Alors que Tania grandissait, son loup ne s'éveillait jamais. Elle ne savait ni lire ni écrire et à la place faisait les travaux mineurs dans le monastère. Toujours sous la surveillance de son maître d'œuvre bossu, qu'elle découvrit plus tard être l'espion de Menkar.

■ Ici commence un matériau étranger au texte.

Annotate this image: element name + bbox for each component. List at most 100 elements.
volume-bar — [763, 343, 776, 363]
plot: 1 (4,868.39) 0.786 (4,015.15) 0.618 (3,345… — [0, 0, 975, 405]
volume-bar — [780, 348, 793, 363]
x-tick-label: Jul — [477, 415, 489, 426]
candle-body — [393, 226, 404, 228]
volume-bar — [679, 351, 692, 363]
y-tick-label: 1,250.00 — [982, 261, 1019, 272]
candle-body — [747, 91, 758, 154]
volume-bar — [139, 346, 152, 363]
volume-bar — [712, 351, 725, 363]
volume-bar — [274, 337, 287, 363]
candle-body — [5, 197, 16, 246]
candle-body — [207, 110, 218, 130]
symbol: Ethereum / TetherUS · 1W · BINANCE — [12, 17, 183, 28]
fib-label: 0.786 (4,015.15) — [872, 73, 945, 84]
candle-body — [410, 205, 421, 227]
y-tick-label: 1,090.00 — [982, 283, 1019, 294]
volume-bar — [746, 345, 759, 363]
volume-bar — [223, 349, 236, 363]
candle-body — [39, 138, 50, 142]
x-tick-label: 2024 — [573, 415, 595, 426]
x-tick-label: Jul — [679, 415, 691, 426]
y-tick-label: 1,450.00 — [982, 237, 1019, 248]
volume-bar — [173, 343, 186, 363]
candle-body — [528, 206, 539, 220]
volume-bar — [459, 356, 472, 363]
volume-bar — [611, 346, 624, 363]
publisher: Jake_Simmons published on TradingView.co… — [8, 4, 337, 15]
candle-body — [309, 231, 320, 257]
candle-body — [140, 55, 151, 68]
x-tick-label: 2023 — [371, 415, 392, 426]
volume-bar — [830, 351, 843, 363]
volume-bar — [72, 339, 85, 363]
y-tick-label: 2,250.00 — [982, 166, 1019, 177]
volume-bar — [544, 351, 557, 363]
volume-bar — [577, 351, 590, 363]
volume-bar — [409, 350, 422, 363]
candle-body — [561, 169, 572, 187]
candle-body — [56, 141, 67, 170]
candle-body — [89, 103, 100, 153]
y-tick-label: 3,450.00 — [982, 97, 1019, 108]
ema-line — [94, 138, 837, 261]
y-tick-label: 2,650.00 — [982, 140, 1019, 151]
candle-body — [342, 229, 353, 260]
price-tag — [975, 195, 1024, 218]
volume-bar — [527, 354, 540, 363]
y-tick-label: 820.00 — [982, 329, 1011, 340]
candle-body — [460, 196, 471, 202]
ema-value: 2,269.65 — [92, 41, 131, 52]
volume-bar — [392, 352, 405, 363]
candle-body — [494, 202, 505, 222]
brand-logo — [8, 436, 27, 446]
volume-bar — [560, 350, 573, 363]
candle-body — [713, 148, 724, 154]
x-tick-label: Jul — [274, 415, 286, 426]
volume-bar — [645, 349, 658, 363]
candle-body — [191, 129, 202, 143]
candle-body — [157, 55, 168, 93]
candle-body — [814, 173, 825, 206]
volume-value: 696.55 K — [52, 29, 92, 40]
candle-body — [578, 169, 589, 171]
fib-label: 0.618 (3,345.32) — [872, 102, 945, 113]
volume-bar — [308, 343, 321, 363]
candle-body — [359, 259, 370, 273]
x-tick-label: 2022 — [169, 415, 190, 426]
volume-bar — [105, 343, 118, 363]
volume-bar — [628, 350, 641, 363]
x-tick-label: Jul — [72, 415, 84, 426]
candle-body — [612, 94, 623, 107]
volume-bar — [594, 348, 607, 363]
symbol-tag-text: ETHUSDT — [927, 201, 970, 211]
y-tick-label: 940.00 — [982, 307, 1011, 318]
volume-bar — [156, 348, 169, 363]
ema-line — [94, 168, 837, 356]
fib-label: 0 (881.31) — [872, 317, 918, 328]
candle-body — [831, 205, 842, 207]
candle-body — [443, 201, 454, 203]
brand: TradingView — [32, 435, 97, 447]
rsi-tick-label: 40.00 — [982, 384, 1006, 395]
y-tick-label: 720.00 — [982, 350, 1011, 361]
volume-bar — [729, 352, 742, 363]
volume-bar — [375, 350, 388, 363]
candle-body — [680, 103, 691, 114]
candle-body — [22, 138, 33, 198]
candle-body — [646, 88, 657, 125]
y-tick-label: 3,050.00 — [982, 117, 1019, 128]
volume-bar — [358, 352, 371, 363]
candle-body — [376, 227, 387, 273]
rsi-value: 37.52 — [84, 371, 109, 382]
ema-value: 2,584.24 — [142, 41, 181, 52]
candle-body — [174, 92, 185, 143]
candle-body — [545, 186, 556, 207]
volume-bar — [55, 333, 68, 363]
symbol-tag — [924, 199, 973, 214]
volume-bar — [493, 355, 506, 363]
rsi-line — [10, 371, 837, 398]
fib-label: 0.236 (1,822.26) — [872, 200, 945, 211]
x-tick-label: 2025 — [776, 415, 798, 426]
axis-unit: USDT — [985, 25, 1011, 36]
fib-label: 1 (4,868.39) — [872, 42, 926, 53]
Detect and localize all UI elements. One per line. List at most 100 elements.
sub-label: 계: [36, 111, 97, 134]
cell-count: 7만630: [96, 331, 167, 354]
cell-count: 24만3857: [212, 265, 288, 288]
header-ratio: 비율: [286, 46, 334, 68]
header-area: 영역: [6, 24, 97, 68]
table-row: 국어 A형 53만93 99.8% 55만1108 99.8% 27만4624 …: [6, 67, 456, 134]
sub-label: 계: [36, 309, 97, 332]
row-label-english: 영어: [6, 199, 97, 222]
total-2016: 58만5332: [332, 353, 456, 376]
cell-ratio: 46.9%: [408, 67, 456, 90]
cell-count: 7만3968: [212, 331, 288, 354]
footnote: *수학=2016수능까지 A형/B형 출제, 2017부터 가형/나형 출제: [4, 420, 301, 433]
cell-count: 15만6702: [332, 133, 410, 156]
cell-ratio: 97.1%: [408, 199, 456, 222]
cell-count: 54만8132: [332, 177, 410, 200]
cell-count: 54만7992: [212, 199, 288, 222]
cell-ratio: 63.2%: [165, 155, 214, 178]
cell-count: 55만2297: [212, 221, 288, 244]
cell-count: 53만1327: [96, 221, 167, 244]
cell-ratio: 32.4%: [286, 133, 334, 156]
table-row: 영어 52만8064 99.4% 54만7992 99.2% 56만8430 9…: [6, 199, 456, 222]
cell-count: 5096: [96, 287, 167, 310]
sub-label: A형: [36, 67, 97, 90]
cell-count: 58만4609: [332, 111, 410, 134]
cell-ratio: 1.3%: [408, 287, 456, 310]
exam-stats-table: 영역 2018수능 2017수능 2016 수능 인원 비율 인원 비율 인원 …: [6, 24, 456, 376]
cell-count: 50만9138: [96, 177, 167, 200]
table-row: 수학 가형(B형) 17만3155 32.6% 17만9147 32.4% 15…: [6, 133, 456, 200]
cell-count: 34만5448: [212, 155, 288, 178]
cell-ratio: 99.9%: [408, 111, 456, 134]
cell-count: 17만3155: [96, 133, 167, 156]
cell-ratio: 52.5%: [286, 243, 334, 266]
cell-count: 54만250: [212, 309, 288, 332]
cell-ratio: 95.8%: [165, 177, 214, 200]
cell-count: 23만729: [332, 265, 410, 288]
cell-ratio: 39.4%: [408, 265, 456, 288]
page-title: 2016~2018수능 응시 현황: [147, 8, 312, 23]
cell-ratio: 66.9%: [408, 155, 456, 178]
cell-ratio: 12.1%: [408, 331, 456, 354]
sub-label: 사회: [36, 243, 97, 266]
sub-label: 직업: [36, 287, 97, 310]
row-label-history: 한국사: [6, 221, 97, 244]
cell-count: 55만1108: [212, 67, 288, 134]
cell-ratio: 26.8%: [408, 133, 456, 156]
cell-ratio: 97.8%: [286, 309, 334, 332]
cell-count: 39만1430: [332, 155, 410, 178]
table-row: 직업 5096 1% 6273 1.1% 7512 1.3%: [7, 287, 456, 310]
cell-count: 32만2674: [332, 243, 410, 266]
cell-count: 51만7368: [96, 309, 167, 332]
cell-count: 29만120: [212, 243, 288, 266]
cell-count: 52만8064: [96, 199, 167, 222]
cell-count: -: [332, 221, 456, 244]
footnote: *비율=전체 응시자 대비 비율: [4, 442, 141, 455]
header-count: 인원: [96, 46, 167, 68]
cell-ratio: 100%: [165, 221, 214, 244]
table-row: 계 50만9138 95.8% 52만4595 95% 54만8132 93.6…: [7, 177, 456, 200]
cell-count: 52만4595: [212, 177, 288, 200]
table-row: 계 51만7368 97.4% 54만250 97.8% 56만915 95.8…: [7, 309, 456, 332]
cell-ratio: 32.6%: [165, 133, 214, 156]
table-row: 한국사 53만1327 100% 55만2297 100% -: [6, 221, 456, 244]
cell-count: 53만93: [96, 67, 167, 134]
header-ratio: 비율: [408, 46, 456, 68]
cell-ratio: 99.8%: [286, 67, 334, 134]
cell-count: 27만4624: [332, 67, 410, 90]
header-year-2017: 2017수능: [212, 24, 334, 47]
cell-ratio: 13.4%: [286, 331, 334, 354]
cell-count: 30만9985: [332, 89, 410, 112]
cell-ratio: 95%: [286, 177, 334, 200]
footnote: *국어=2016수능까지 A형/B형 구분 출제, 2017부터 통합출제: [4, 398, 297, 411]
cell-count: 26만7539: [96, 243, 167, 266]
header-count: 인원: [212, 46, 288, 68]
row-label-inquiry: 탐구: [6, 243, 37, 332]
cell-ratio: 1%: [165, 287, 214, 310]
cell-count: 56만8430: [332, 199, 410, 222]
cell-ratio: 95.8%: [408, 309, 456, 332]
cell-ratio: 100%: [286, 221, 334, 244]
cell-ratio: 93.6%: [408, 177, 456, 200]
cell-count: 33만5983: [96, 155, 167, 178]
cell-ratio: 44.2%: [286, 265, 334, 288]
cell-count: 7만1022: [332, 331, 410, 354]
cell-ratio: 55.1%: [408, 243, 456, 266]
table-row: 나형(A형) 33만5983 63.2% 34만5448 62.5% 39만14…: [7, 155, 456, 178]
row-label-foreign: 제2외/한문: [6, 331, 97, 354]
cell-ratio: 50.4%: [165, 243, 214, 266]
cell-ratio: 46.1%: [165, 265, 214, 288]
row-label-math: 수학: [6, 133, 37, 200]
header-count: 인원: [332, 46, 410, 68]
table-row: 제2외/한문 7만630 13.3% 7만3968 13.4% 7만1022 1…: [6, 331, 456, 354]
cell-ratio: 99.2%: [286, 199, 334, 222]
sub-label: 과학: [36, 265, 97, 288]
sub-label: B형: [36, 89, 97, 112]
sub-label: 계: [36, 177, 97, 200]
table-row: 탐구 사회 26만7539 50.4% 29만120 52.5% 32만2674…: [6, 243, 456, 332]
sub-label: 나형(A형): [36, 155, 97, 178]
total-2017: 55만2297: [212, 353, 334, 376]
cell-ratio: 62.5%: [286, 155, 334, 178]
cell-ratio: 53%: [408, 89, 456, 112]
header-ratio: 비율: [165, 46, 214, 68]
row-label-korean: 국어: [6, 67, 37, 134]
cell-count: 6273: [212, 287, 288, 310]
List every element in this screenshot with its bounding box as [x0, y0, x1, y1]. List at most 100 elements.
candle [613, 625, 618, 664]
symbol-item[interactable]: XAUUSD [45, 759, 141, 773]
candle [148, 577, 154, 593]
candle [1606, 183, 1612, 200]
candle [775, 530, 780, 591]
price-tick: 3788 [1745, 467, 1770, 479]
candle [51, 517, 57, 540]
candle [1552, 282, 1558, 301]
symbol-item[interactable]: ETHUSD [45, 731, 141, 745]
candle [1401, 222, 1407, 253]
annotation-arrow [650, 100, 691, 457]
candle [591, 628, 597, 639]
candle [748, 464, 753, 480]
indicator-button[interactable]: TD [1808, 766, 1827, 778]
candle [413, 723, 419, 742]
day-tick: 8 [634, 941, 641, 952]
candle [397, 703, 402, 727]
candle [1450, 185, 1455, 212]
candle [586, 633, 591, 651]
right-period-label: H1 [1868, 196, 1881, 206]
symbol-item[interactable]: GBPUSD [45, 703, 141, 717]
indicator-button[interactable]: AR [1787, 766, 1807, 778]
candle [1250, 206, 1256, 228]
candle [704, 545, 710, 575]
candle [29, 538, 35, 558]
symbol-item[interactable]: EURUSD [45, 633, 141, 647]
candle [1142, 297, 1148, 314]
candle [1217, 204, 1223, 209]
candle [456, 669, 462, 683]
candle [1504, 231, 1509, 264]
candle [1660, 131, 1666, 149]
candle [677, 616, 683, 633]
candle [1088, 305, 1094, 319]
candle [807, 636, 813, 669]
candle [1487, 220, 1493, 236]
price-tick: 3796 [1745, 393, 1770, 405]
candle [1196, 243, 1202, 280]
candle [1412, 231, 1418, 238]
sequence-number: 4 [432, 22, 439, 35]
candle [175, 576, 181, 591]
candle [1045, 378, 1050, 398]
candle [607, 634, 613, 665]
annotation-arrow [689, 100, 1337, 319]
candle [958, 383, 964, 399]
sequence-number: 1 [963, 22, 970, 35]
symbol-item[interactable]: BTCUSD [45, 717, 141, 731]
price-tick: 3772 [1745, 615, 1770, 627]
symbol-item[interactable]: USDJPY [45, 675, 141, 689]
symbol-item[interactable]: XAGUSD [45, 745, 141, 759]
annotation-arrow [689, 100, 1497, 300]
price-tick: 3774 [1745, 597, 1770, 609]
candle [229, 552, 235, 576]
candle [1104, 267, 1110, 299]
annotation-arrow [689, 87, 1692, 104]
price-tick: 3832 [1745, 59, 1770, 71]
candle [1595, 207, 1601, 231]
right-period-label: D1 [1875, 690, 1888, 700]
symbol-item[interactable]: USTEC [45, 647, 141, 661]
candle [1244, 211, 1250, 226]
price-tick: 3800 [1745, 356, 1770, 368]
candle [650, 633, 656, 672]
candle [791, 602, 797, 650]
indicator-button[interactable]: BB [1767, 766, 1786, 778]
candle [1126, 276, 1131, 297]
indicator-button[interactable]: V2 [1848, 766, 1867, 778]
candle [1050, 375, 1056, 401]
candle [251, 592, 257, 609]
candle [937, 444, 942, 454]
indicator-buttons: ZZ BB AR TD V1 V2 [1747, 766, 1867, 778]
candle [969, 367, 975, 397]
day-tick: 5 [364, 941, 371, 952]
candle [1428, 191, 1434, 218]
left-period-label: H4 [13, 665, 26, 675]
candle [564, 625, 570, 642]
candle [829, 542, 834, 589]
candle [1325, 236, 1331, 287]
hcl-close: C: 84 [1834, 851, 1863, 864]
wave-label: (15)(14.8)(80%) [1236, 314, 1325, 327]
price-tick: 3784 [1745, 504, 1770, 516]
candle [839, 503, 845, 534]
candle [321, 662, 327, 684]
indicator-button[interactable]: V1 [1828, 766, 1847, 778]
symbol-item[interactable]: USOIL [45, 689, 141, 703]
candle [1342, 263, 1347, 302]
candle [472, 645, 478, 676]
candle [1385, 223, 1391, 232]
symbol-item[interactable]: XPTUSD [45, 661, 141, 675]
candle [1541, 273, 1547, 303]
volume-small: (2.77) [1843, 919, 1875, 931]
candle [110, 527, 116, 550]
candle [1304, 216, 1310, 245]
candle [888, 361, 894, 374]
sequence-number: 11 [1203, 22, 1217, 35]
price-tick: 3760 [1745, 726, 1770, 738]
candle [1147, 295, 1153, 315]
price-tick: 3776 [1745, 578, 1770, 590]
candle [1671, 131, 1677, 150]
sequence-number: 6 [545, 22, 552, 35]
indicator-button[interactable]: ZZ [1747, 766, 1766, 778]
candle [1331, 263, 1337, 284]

Tout cela n'a pas découragé Tania d'apprendre à lire et à écrire. Elle subtilisait un livre de la bibliothèque chaque fois qu'elle nettoyait ses étagères, les apportant dans sa petite chambre lugubre. Là, à la lumière vacillante d'une vieille lampe à huile qu'elle avait volée dans les ordures d'un scribe, elle se recroquevillait pour le lire, essayant de donner un sens aux mots.
Menkar remarqua son don pour les langues anciennes. Plus tard, il lui permit de les lire mais seulement après qu'elle eût terminé ses corvées.